Larijani, scion of a powerful clerical family and a confidant to Supreme Leader Ali Khamenei, is said to oppose Iran’s isolation over its insistence on enriching uranium. Insiders said he advocated cutting a deal with the West to end the crisis, which has led to two sets of economic sanctions against Iran.

Within Iran’s inscrutable inner leadership circle, Larijani was often at odds with Ahmadinejad, who refused to tone down his rhetoric or steer a more moderate course on the Islamic Republic’s nuclear ambitions.

“The difference between Ali Larijani and President Ahmadinejad was on the cost of the nuclear issue,” said an adviser to Larijani, who spoke on condition of anonymity. “Ahmadinejad insists on not any inch of compromise.”
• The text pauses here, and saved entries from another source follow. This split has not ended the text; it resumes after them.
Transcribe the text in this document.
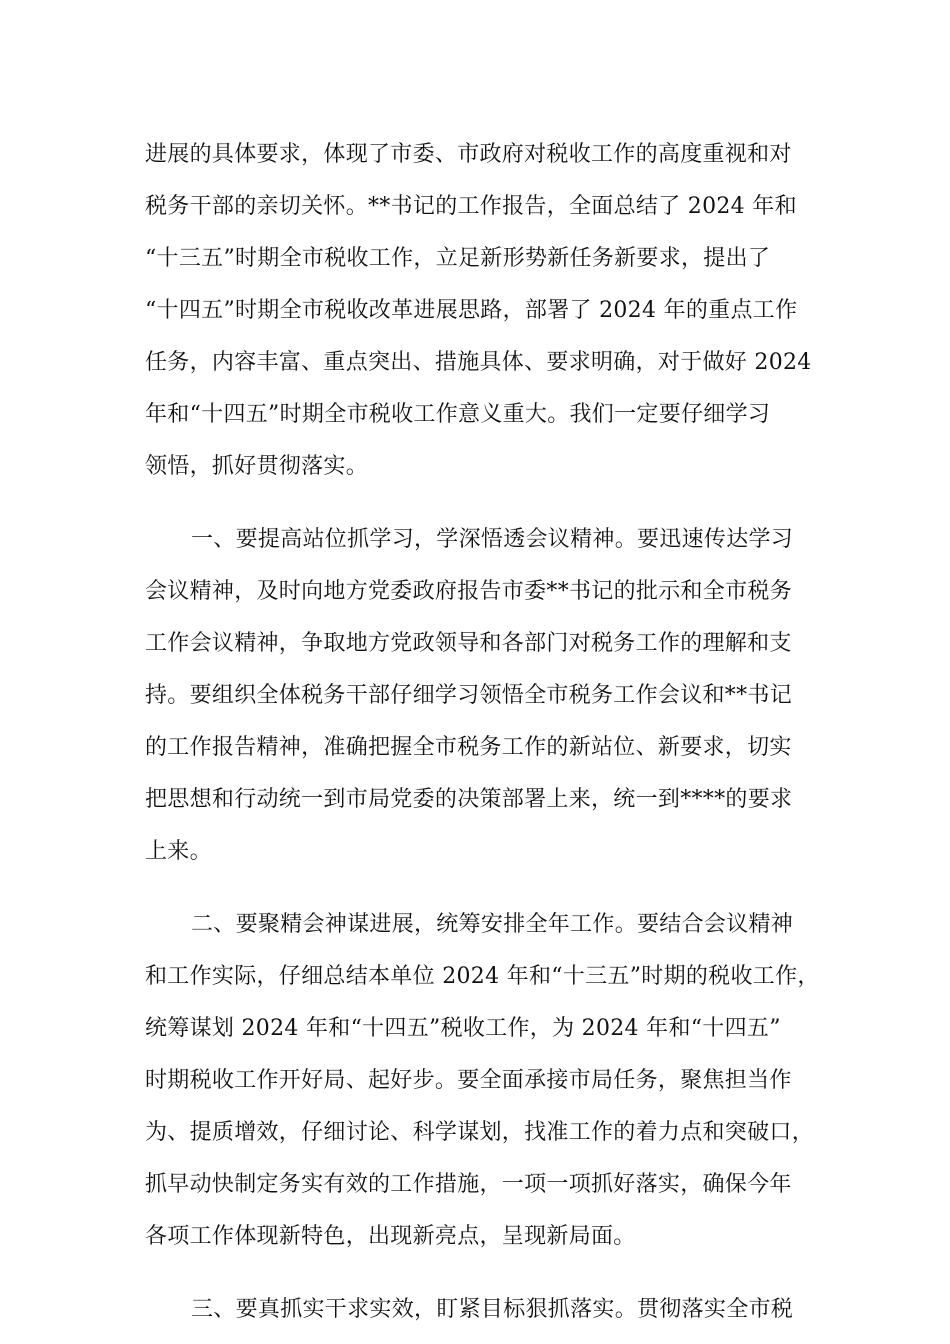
进展的具体要求，体现了市委、市政府对税收工作的高度重视和对
税务干部的亲切关怀。**书记的工作报告，全面总结了 2024 年和
“十三五”时期全市税收工作，立足新形势新任务新要求，提出了
“十四五”时期全市税收改革进展思路，部署了 2024 年的重点工作
任务，内容丰富、重点突出、措施具体、要求明确，对于做好 2024
年和“十四五”时期全市税收工作意义重大。我们一定要仔细学习
领悟，抓好贯彻落实。
一、要提高站位抓学习，学深悟透会议精神。要迅速传达学习
会议精神，及时向地方党委政府报告市委**书记的批示和全市税务
工作会议精神，争取地方党政领导和各部门对税务工作的理解和支
持。要组织全体税务干部仔细学习领悟全市税务工作会议和**书记
的工作报告精神，准确把握全市税务工作的新站位、新要求，切实
把思想和行动统一到市局党委的决策部署上来，统一到****的要求
上来。
二、要聚精会神谋进展，统筹安排全年工作。要结合会议精神
和工作实际，仔细总结本单位 2024 年和“十三五”时期的税收工作，
统筹谋划 2024 年和“十四五”税收工作，为 2024 年和“十四五”
时期税收工作开好局、起好步。要全面承接市局任务，聚焦担当作
为、提质增效，仔细讨论、科学谋划，找准工作的着力点和突破口，
抓早动快制定务实有效的工作措施，一项一项抓好落实，确保今年
各项工作体现新特色，出现新亮点，呈现新局面。
三、要真抓实干求实效，盯紧目标狠抓落实。贯彻落实全市税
Word of Larijani’s resignation came a few days after Russian President Vladimir Putin arrived in Tehran, the Iranian capital, and proposed a deal to end the nuclear stalemate, and just before Larijani was to have discussed the issue with European Union foreign policy chief Javier Solana.

“We will consider what you said and your proposal,” Khamenei reportedly told Putin, according to the official IRNA news agency, before adding: “We are determined to satisfy the needs of the country in nuclear energy, and it is for this that we take seriously the question of enrichment.”

Analysts said the resignation probably signified that Iran’s leadership had opted to reject Putin’s proposal, which most observers say was a deal in which Iran would halt its uranium-enrichment program in exchange for concessions from the West.

“Mr. Ali Larijani believed in a sort of compromise on uranium enrichment, but President Ahmadinejad thinks that Iran should go ahead with the current uranium enrichment and current nuclear policy,” said Sadegh Zibakalam, a professor of political science at Tehran University. “Therefore, Mr. Ali Larijani had no option but to resign.”